Após ser parido pelos representantes do povo no Congresso Nacional, com o aval do presidente da República, o instituto do juiz de garantias passará por um segundo parto, dessa vez a cargo dos ministros do Supremo. Ou a criação legal renascerá das cinzas, como fez Fênix, ou será definitivamente abortada pelo controle contramajoritário.
Se a figura do juiz de garantias for reputada constitucional, cada procedimento criminal passará a ser conduzido por dois juízes, um que atuará durante a fase investigatória (que se encerrará com o recebimento da denúncia, inclusive, segundo o artigo 3º-C do Código de Processo Penal ou CPP) e outro que presidirá a fase processual propriamente dita.
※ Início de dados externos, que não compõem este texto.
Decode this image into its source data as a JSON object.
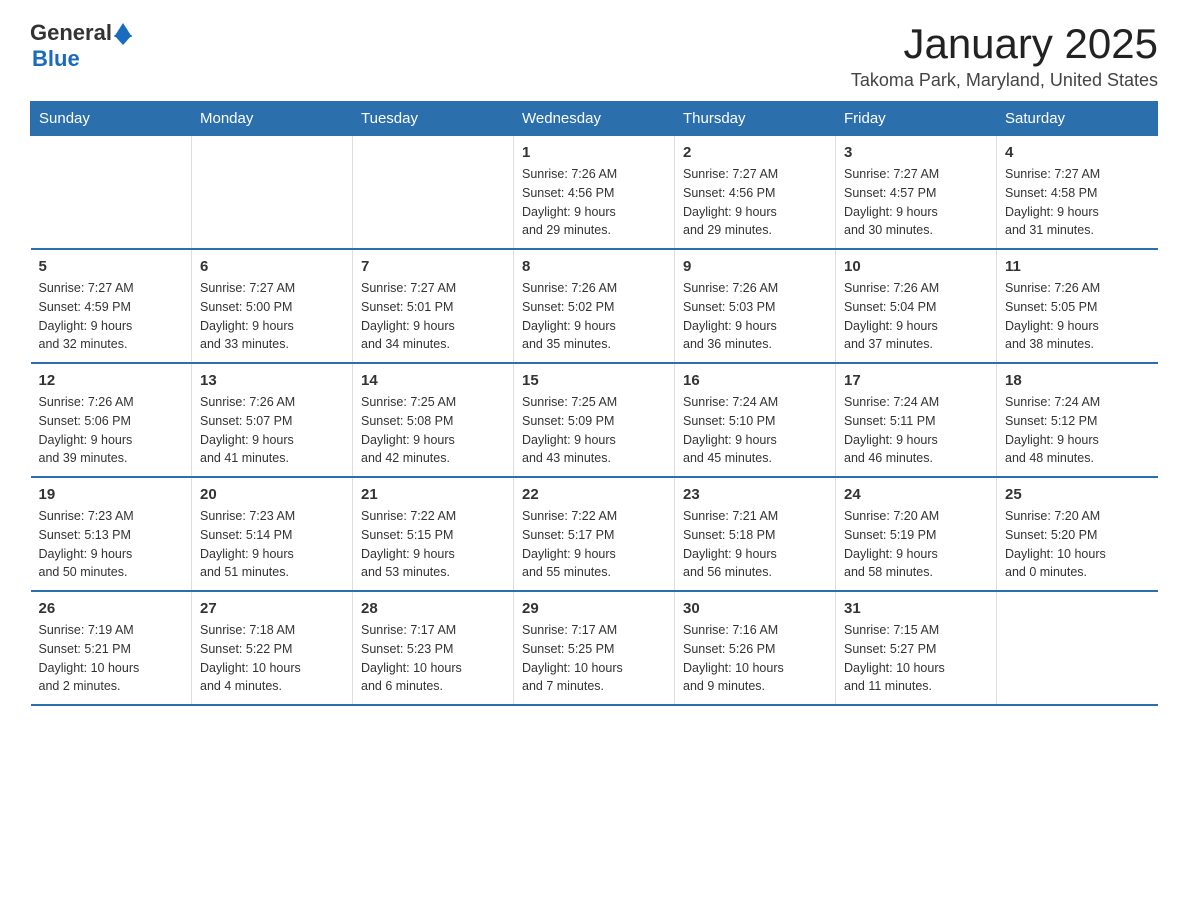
{
  "header": {
    "logo_general": "General",
    "logo_blue": "Blue",
    "title": "January 2025",
    "subtitle": "Takoma Park, Maryland, United States"
  },
  "weekdays": [
    "Sunday",
    "Monday",
    "Tuesday",
    "Wednesday",
    "Thursday",
    "Friday",
    "Saturday"
  ],
  "weeks": [
    [
      {
        "day": "",
        "info": ""
      },
      {
        "day": "",
        "info": ""
      },
      {
        "day": "",
        "info": ""
      },
      {
        "day": "1",
        "info": "Sunrise: 7:26 AM\nSunset: 4:56 PM\nDaylight: 9 hours\nand 29 minutes."
      },
      {
        "day": "2",
        "info": "Sunrise: 7:27 AM\nSunset: 4:56 PM\nDaylight: 9 hours\nand 29 minutes."
      },
      {
        "day": "3",
        "info": "Sunrise: 7:27 AM\nSunset: 4:57 PM\nDaylight: 9 hours\nand 30 minutes."
      },
      {
        "day": "4",
        "info": "Sunrise: 7:27 AM\nSunset: 4:58 PM\nDaylight: 9 hours\nand 31 minutes."
      }
    ],
    [
      {
        "day": "5",
        "info": "Sunrise: 7:27 AM\nSunset: 4:59 PM\nDaylight: 9 hours\nand 32 minutes."
      },
      {
        "day": "6",
        "info": "Sunrise: 7:27 AM\nSunset: 5:00 PM\nDaylight: 9 hours\nand 33 minutes."
      },
      {
        "day": "7",
        "info": "Sunrise: 7:27 AM\nSunset: 5:01 PM\nDaylight: 9 hours\nand 34 minutes."
      },
      {
        "day": "8",
        "info": "Sunrise: 7:26 AM\nSunset: 5:02 PM\nDaylight: 9 hours\nand 35 minutes."
      },
      {
        "day": "9",
        "info": "Sunrise: 7:26 AM\nSunset: 5:03 PM\nDaylight: 9 hours\nand 36 minutes."
      },
      {
        "day": "10",
        "info": "Sunrise: 7:26 AM\nSunset: 5:04 PM\nDaylight: 9 hours\nand 37 minutes."
      },
      {
        "day": "11",
        "info": "Sunrise: 7:26 AM\nSunset: 5:05 PM\nDaylight: 9 hours\nand 38 minutes."
      }
    ],
    [
      {
        "day": "12",
        "info": "Sunrise: 7:26 AM\nSunset: 5:06 PM\nDaylight: 9 hours\nand 39 minutes."
      },
      {
        "day": "13",
        "info": "Sunrise: 7:26 AM\nSunset: 5:07 PM\nDaylight: 9 hours\nand 41 minutes."
      },
      {
        "day": "14",
        "info": "Sunrise: 7:25 AM\nSunset: 5:08 PM\nDaylight: 9 hours\nand 42 minutes."
      },
      {
        "day": "15",
        "info": "Sunrise: 7:25 AM\nSunset: 5:09 PM\nDaylight: 9 hours\nand 43 minutes."
      },
      {
        "day": "16",
        "info": "Sunrise: 7:24 AM\nSunset: 5:10 PM\nDaylight: 9 hours\nand 45 minutes."
      },
      {
        "day": "17",
        "info": "Sunrise: 7:24 AM\nSunset: 5:11 PM\nDaylight: 9 hours\nand 46 minutes."
      },
      {
        "day": "18",
        "info": "Sunrise: 7:24 AM\nSunset: 5:12 PM\nDaylight: 9 hours\nand 48 minutes."
      }
    ],
    [
      {
        "day": "19",
        "info": "Sunrise: 7:23 AM\nSunset: 5:13 PM\nDaylight: 9 hours\nand 50 minutes."
      },
      {
        "day": "20",
        "info": "Sunrise: 7:23 AM\nSunset: 5:14 PM\nDaylight: 9 hours\nand 51 minutes."
      },
      {
        "day": "21",
        "info": "Sunrise: 7:22 AM\nSunset: 5:15 PM\nDaylight: 9 hours\nand 53 minutes."
      },
      {
        "day": "22",
        "info": "Sunrise: 7:22 AM\nSunset: 5:17 PM\nDaylight: 9 hours\nand 55 minutes."
      },
      {
        "day": "23",
        "info": "Sunrise: 7:21 AM\nSunset: 5:18 PM\nDaylight: 9 hours\nand 56 minutes."
      },
      {
        "day": "24",
        "info": "Sunrise: 7:20 AM\nSunset: 5:19 PM\nDaylight: 9 hours\nand 58 minutes."
      },
      {
        "day": "25",
        "info": "Sunrise: 7:20 AM\nSunset: 5:20 PM\nDaylight: 10 hours\nand 0 minutes."
      }
    ],
    [
      {
        "day": "26",
        "info": "Sunrise: 7:19 AM\nSunset: 5:21 PM\nDaylight: 10 hours\nand 2 minutes."
      },
      {
        "day": "27",
        "info": "Sunrise: 7:18 AM\nSunset: 5:22 PM\nDaylight: 10 hours\nand 4 minutes."
      },
      {
        "day": "28",
        "info": "Sunrise: 7:17 AM\nSunset: 5:23 PM\nDaylight: 10 hours\nand 6 minutes."
      },
      {
        "day": "29",
        "info": "Sunrise: 7:17 AM\nSunset: 5:25 PM\nDaylight: 10 hours\nand 7 minutes."
      },
      {
        "day": "30",
        "info": "Sunrise: 7:16 AM\nSunset: 5:26 PM\nDaylight: 10 hours\nand 9 minutes."
      },
      {
        "day": "31",
        "info": "Sunrise: 7:15 AM\nSunset: 5:27 PM\nDaylight: 10 hours\nand 11 minutes."
      },
      {
        "day": "",
        "info": ""
      }
    ]
  ]
}
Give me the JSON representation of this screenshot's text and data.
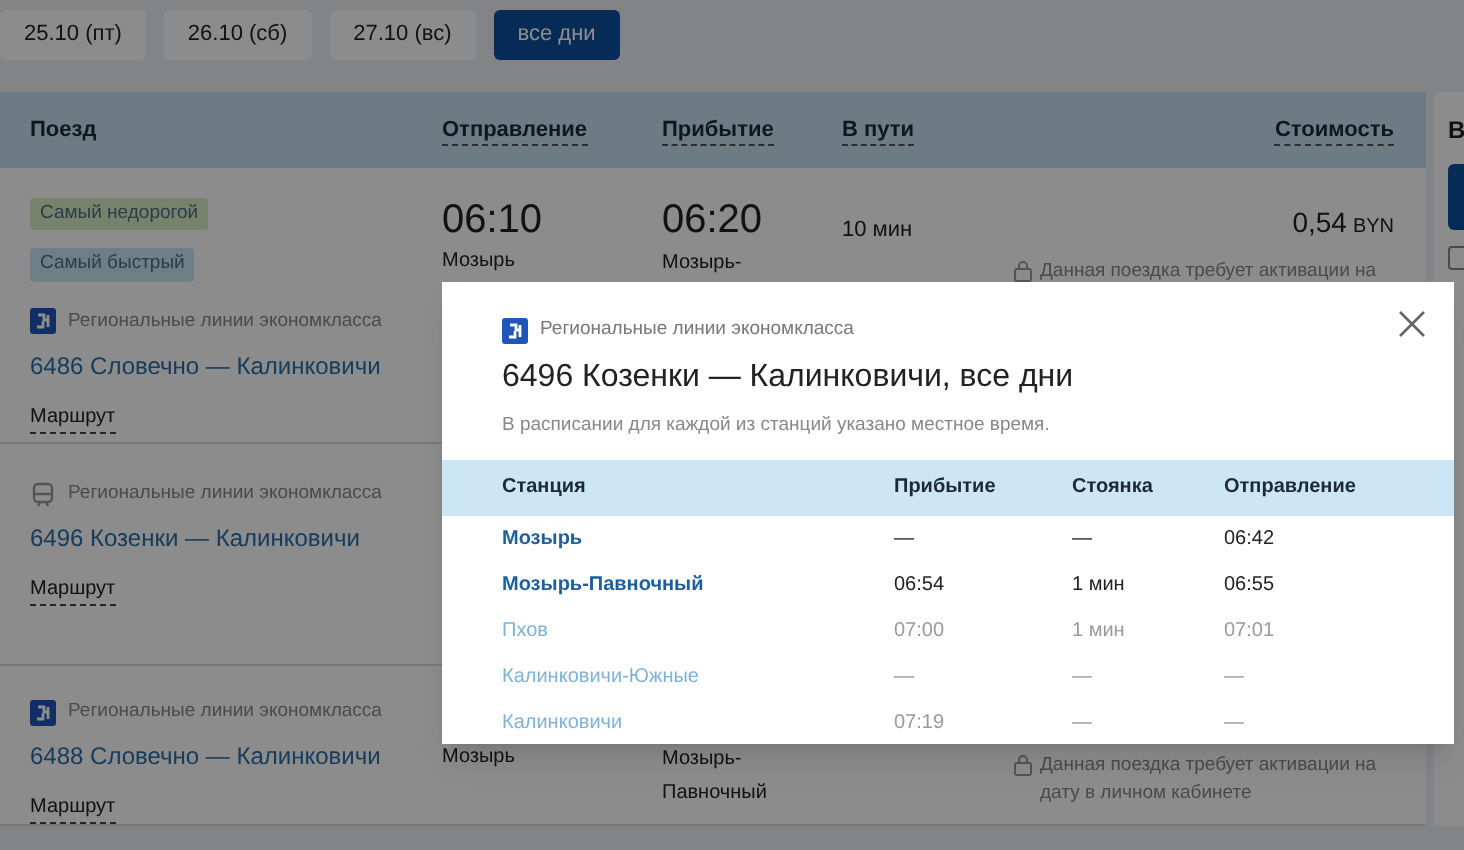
{
  "date_tabs": [
    {
      "label": "25.10 (пт)",
      "selected": false
    },
    {
      "label": "26.10 (сб)",
      "selected": false
    },
    {
      "label": "27.10 (вс)",
      "selected": false
    },
    {
      "label": "все дни",
      "selected": true
    }
  ],
  "table": {
    "columns": [
      "Поезд",
      "Отправление",
      "Прибытие",
      "В пути",
      "Стоимость"
    ],
    "rows": [
      {
        "badges": [
          {
            "label": "Самый недорогой",
            "color": "#76826c"
          },
          {
            "label": "Самый быстрый",
            "color": "#6f7d86"
          }
        ],
        "kind": "logo",
        "operator": "Региональные линии экономкласса",
        "train": "6486 Словечно — Калинковичи",
        "route_link": "Маршрут",
        "departure_time": "06:10",
        "departure_station": "Мозырь",
        "arrival_time": "06:20",
        "arrival_station": "Мозырь-",
        "duration": "10 мин",
        "price": "0,54",
        "currency": "BYN",
        "notice": "Данная поездка требует активации на"
      },
      {
        "kind": "train",
        "operator": "Региональные линии экономкласса",
        "train": "6496 Козенки — Калинковичи",
        "route_link": "Маршрут"
      },
      {
        "kind": "logo",
        "operator": "Региональные линии экономкласса",
        "train": "6488 Словечно — Калинковичи",
        "route_link": "Маршрут",
        "departure_station": "Мозырь",
        "arrival_station": "Мозырь-Павночный",
        "notice": "Данная поездка требует активации на дату в личном кабинете"
      }
    ]
  },
  "side_panel": {
    "title": "В",
    "checkbox": {
      "checked": false
    }
  },
  "modal": {
    "operator": "Региональные линии экономкласса",
    "title": "6496 Козенки — Калинковичи, все дни",
    "note": "В расписании для каждой из станций указано местное время.",
    "columns": [
      "Станция",
      "Прибытие",
      "Стоянка",
      "Отправление"
    ],
    "stops": [
      {
        "station": "Мозырь",
        "arrival": "—",
        "stop": "—",
        "departure": "06:42",
        "in_route": true
      },
      {
        "station": "Мозырь-Павночный",
        "arrival": "06:54",
        "stop": "1 мин",
        "departure": "06:55",
        "in_route": true
      },
      {
        "station": "Пхов",
        "arrival": "07:00",
        "stop": "1 мин",
        "departure": "07:01",
        "in_route": false
      },
      {
        "station": "Калинковичи-Южные",
        "arrival": "—",
        "stop": "—",
        "departure": "—",
        "in_route": false
      },
      {
        "station": "Калинковичи",
        "arrival": "07:19",
        "stop": "—",
        "departure": "—",
        "in_route": false
      }
    ]
  }
}
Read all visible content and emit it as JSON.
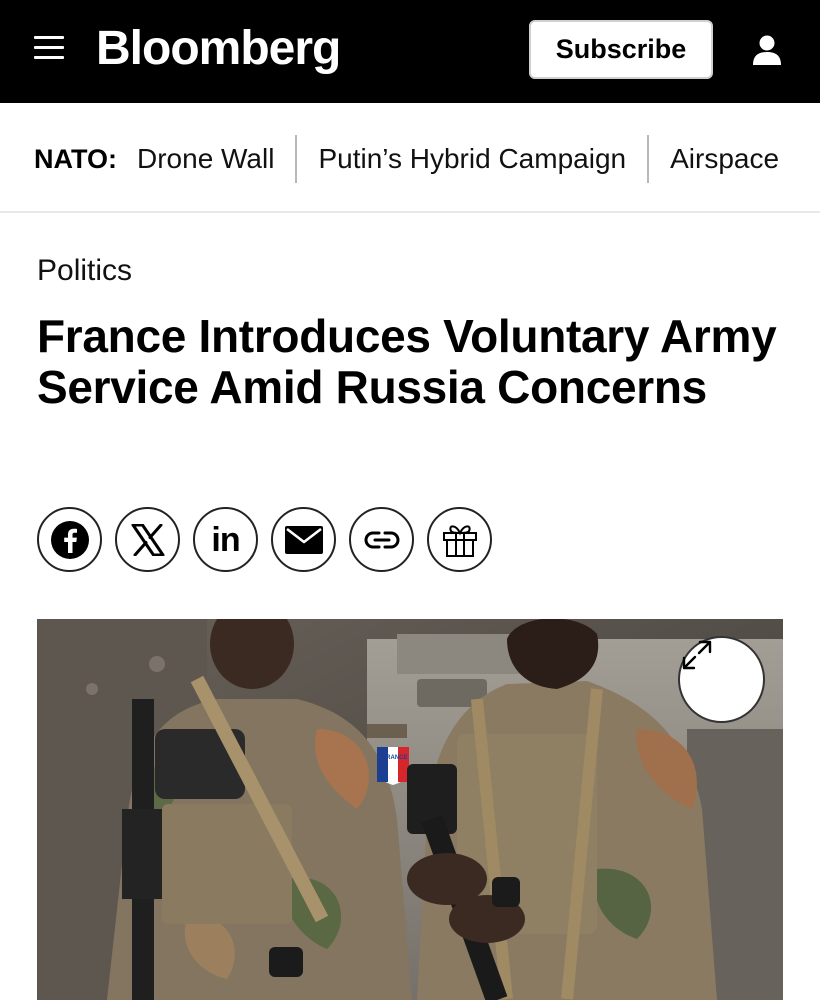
{
  "header": {
    "logo": "Bloomberg",
    "subscribe_label": "Subscribe",
    "menu_icon": "hamburger-menu-icon",
    "account_icon": "user-icon"
  },
  "topic_bar": {
    "prefix": "NATO:",
    "items": [
      "Drone Wall",
      "Putin’s Hybrid Campaign",
      "Airspace"
    ]
  },
  "article": {
    "section": "Politics",
    "headline": "France Introduces Voluntary Army Service Amid Russia Concerns",
    "share_icons": [
      "facebook-icon",
      "x-icon",
      "linkedin-icon",
      "email-icon",
      "link-icon",
      "gift-icon"
    ],
    "linkedin_text": "in",
    "photo": {
      "badge_text": "FRANCE",
      "expand_icon": "expand-icon"
    }
  },
  "colors": {
    "header_bg": "#000000",
    "text": "#000000",
    "divider": "#b8b8b8"
  }
}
De acordo com Jacinto Nelson de Miranda Coutinho, 19 países da América Latina já alteraram suas legislações para adequar seus sistemas processuais penais ao modelo acusatório, que já vigora há muito tempo tanto em regimes de common law quanto em regramentos civilísticos (Europa continental) [4].
Segundo Aury Lopes Jr., o sistema acusatório é um imperativo do moderno processo penal, frente à atual estrutura social e política do Estado, por assegurar a imparcialidade do juiz sentenciante e garantir tratamento digno ao acusado, que não terá mais diante de si "a figura do juiz 'apaixonado' pelo resultado de seu labor investigador e que, ao sentenciar, olvida-se dos princípios básicos de justiça, pois tratou o suspeito como condenado desde o início da investigação" [5].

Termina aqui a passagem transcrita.